Hay pájaros autóctonos con cante jondo o a lo Julio Iglesias y también mudos y aterciopelados. Hay canarios amarillos con el plumón bello como el pecho de una mezzosoprano. Hay Sietecolores en jaulas y loros amaestrados que vuelven cándidos y asustados por la bulla a la mano de sus dueños. Hay pájaros de pluma y guacamayos…
– Pero, escúcheme, dentro de un maremágnum tal que, al menor descuido, cualquier desaprensivo, escudado en la muchedumbre, lo mismo te deja los riñones macerados que la cartera vacía.
Por tanta algarabía como se forma don Castor ya se marcha en el momento de mayor esplendor. Menudo es don Castor Trijuénico de la Molienda para aguantar tantas tarascadas en pleno solomillo.
Desde hace unos pocos meses, Trijuénico se descuelga al Rastro los domingos a muy temprana hora. Baja la calle Mesón de Paredes, algunas veces la de Embajadores, frenándose y cuando llega a la altura de La Corrala, tuerce a la derecha para llegar al corazón de la feria que él sitúa, sin mayores razones, en la Plaza del Campillo del Mundo Nuevo.
Como llega tan temprano, ayuda a los vendedores a montar sus tenderetes. Tanto y tan bien lo hace que cuando le ven de manos le buscan rápidamente empleo.
-¡Mal me cuadra verle echar una mano a todos!
– Con la sola excepción de los libreros de viejo.

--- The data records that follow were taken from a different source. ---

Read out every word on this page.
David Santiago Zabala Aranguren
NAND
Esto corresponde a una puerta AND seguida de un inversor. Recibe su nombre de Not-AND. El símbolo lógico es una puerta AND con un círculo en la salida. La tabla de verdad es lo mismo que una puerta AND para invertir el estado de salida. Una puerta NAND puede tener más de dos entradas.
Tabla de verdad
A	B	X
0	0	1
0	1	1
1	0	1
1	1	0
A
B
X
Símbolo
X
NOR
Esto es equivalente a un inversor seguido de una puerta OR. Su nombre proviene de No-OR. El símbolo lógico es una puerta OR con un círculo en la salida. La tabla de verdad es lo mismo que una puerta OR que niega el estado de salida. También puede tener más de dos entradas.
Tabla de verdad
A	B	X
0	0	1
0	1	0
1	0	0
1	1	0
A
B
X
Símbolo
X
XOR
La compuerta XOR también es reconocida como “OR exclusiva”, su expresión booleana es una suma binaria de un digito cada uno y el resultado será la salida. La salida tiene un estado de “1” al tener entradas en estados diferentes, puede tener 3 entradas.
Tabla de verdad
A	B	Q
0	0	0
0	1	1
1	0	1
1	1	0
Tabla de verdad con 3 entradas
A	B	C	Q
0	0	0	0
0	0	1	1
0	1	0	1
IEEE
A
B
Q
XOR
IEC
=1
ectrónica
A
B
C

Que es conocida la máxima de don Castor. “los males del mundo proceden de la lectura de los libros”. Ha saber el por qué dice eso, aunque es una verdad demostrable que no pasa un día por los pobres libreros sin que les aceche un desaguisado.
– Hay quien dice que tiene gafe y que desde que ha venido Trijuénico, cuando no se le ha caído al suelo el tinglado se les ha hundido el empedrado y una sola vez, que se sepa, el último, el que ocupa la esquina de arriba, a poco si sale ardiendo.
– Verdad usted, don Hipólito, que el bueno de don Castor, aunque yo le debería apear el don por maleducado y por grosero, tiene un pronto muy malo.
– Ni que lo diga. Ya es sabido que el carácter va en los genes y yo, que conocí a su padre, puedo dar fe de ello. Porque es un hecho que contra la cadena, no hay quien vaya.
-¿Qué cadena?
-¡Cuál va a ser! O es que usted no ha oído hablar de la escritura genética, es decir, la historia anticipada de la vida de cada individuo.
– Y podría decir, ¿donde puede comprar ese libro?
– En ningún sitio ni lugar, de momento al menos, porque es un hecho que cualquier día la ciencia encuentra la etopeya de cada uno y nos la hace comprar.
– No podría usted hablar algo más asequible, don Hipólito.
– Qué más quisiera yo, hijo, pero esto también viene en los genes.